O balanço oficial mais recente foi apresentado por Jorge Rodríguez, presidente da Assembleia Nacional. De acordo com as informações governamentais, pelo menos 172 indivíduos permanecem presos sob os escombros, e 383 edifícios foram completamente derrubados ou sofreram danos estruturais severos.

Agências internacionais estimam um impacto humano significativamente maior do que os registros iniciais indicam. O Escritório de Ajuda Humanitária da Organização das Nações Unidas (ONU) projeta que o contingente de desaparecidos ultrapasse 50 mil pessoas.

O Serviço Geológico dos Estados Unidos (USGS) reforçou a estimativa de gravidade. Devido à baixa profundidade dos sismos, que maximiza a intensidade sentida no solo, e à alta densidade populacional das áreas afetadas, o órgão calcula que o total de fatalidades possa superar a marca de 10 mil.

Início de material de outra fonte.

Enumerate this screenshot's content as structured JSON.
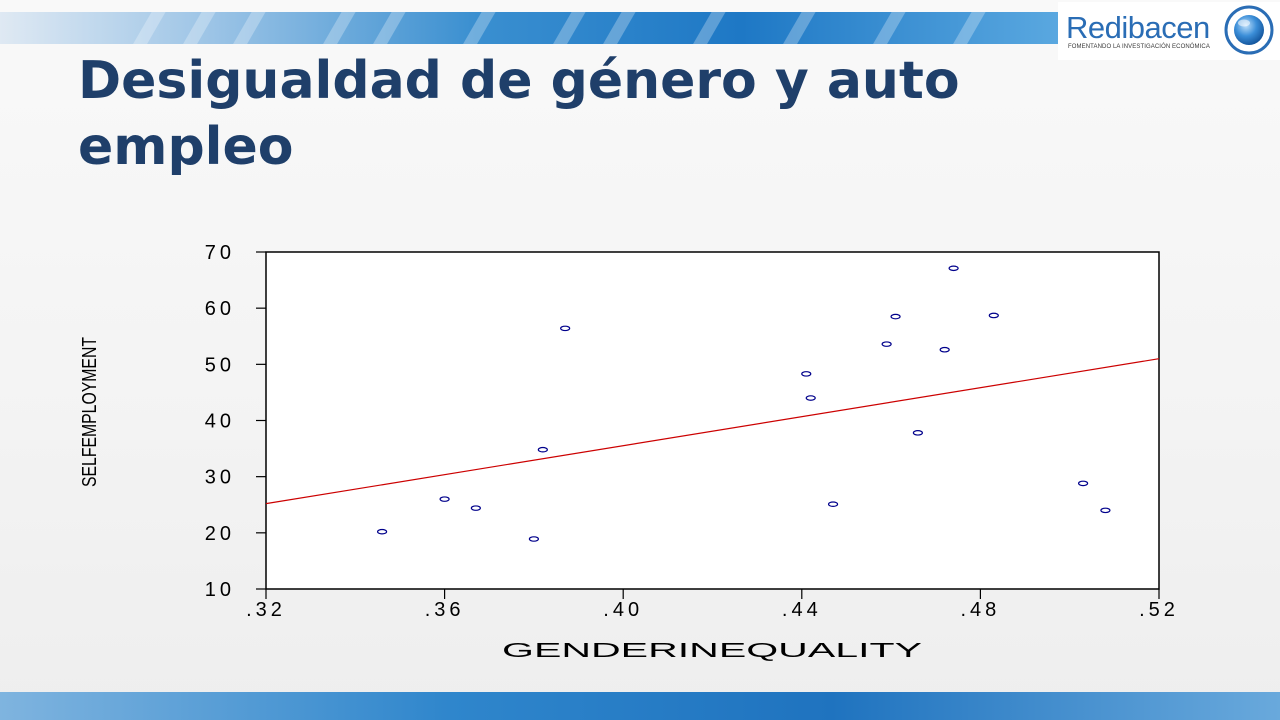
{
  "slide": {
    "title": "Desigualdad de género y auto empleo"
  },
  "logo": {
    "name": "Redibacen",
    "tagline": "FOMENTANDO LA INVESTIGACIÓN ECONÓMICA"
  },
  "colors": {
    "title": "#1f3f6a",
    "points": "#00008b",
    "fit_line": "#cc0000",
    "accent": "#1f78c5"
  },
  "chart_data": {
    "type": "scatter",
    "xlabel": "GENDERINEQUALITY",
    "ylabel": "SELFEMPLOYMENT",
    "xlim": [
      0.32,
      0.52
    ],
    "ylim": [
      10,
      70
    ],
    "x_ticks": [
      ".32",
      ".36",
      ".40",
      ".44",
      ".48",
      ".52"
    ],
    "y_ticks": [
      "70",
      "60",
      "50",
      "40",
      "30",
      "20",
      "10"
    ],
    "points": [
      {
        "x": 0.346,
        "y": 20.2
      },
      {
        "x": 0.36,
        "y": 26.0
      },
      {
        "x": 0.367,
        "y": 24.4
      },
      {
        "x": 0.38,
        "y": 18.9
      },
      {
        "x": 0.382,
        "y": 34.8
      },
      {
        "x": 0.387,
        "y": 56.4
      },
      {
        "x": 0.441,
        "y": 48.3
      },
      {
        "x": 0.442,
        "y": 44.0
      },
      {
        "x": 0.447,
        "y": 25.1
      },
      {
        "x": 0.459,
        "y": 53.6
      },
      {
        "x": 0.461,
        "y": 58.5
      },
      {
        "x": 0.466,
        "y": 37.8
      },
      {
        "x": 0.472,
        "y": 52.6
      },
      {
        "x": 0.474,
        "y": 67.1
      },
      {
        "x": 0.483,
        "y": 58.7
      },
      {
        "x": 0.503,
        "y": 28.8
      },
      {
        "x": 0.508,
        "y": 24.0
      }
    ],
    "fit_line": {
      "x": [
        0.32,
        0.52
      ],
      "y": [
        25.2,
        51.0
      ]
    }
  }
}
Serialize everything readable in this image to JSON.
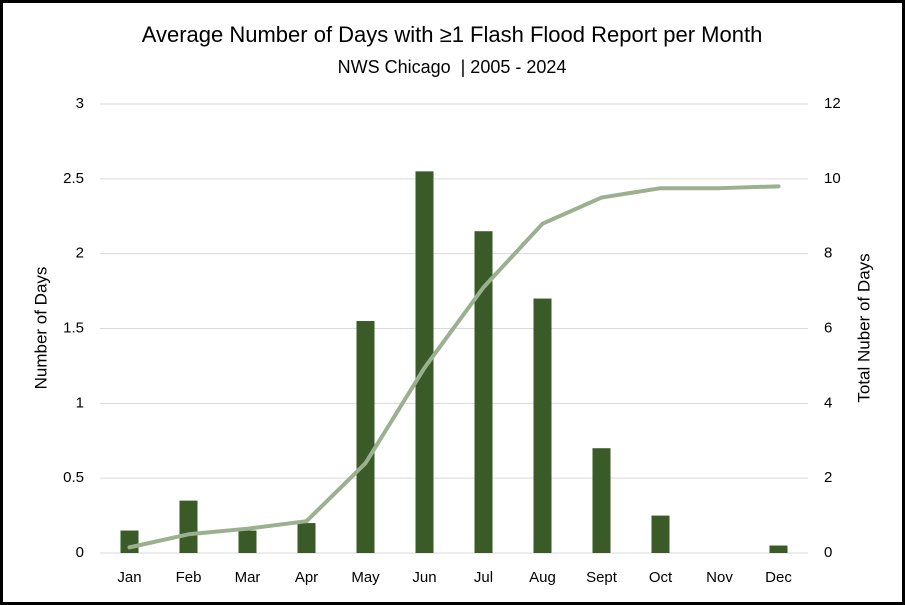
{
  "chart_data": {
    "type": "bar",
    "title": "Average Number of Days with ≥1 Flash Flood Report per Month",
    "subtitle": "NWS Chicago  | 2005 - 2024",
    "y_label": "Number of Days",
    "y2_label": "Total Nuber of Days",
    "categories": [
      "Jan",
      "Feb",
      "Mar",
      "Apr",
      "May",
      "Jun",
      "Jul",
      "Aug",
      "Sept",
      "Oct",
      "Nov",
      "Dec"
    ],
    "series": [
      {
        "type": "bar",
        "color": "#3a5a27",
        "values": [
          0.15,
          0.35,
          0.15,
          0.2,
          1.55,
          2.55,
          2.15,
          1.7,
          0.7,
          0.25,
          0,
          0.05
        ]
      },
      {
        "type": "line",
        "axis": "y2",
        "color": "#9bb08f",
        "values": [
          0.15,
          0.5,
          0.65,
          0.85,
          2.4,
          4.95,
          7.1,
          8.8,
          9.5,
          9.75,
          9.75,
          9.8
        ]
      }
    ],
    "ylim": [
      0,
      3
    ],
    "yticks": [
      0,
      0.5,
      1,
      1.5,
      2,
      2.5,
      3
    ],
    "y2lim": [
      0,
      12
    ],
    "y2ticks": [
      0,
      2,
      4,
      6,
      8,
      10,
      12
    ],
    "grid": true
  }
}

O epicentro do abalo principal localizou-se na cidade de El Guayabo, situada a 168 quilômetros de Caracas. Os tremores secundários atingiram severamente municípios litorâneos adjacentes à capital, provocando a interrupção das operações e o fechamento do aeroporto internacional.

Diante da gravidade do cenário local, foi determinada a militarização do estado costeiro de La Guaira, uma das subdivisões administrativas mais impactadas. A região foi formalmente enquadrada pelo governo sob o estatuto de zona de desastre.

Equipes de resgate nacionais e internacionais concentram esforços na remoção de escombros e na busca por sobreviventes. Contingentes enviados por nações estrangeiras, incluindo delegações do Brasil e dos Estados Unidos, começaram a desembarcar no país nesta sexta-feira (26) para apoiar as operações de emergência.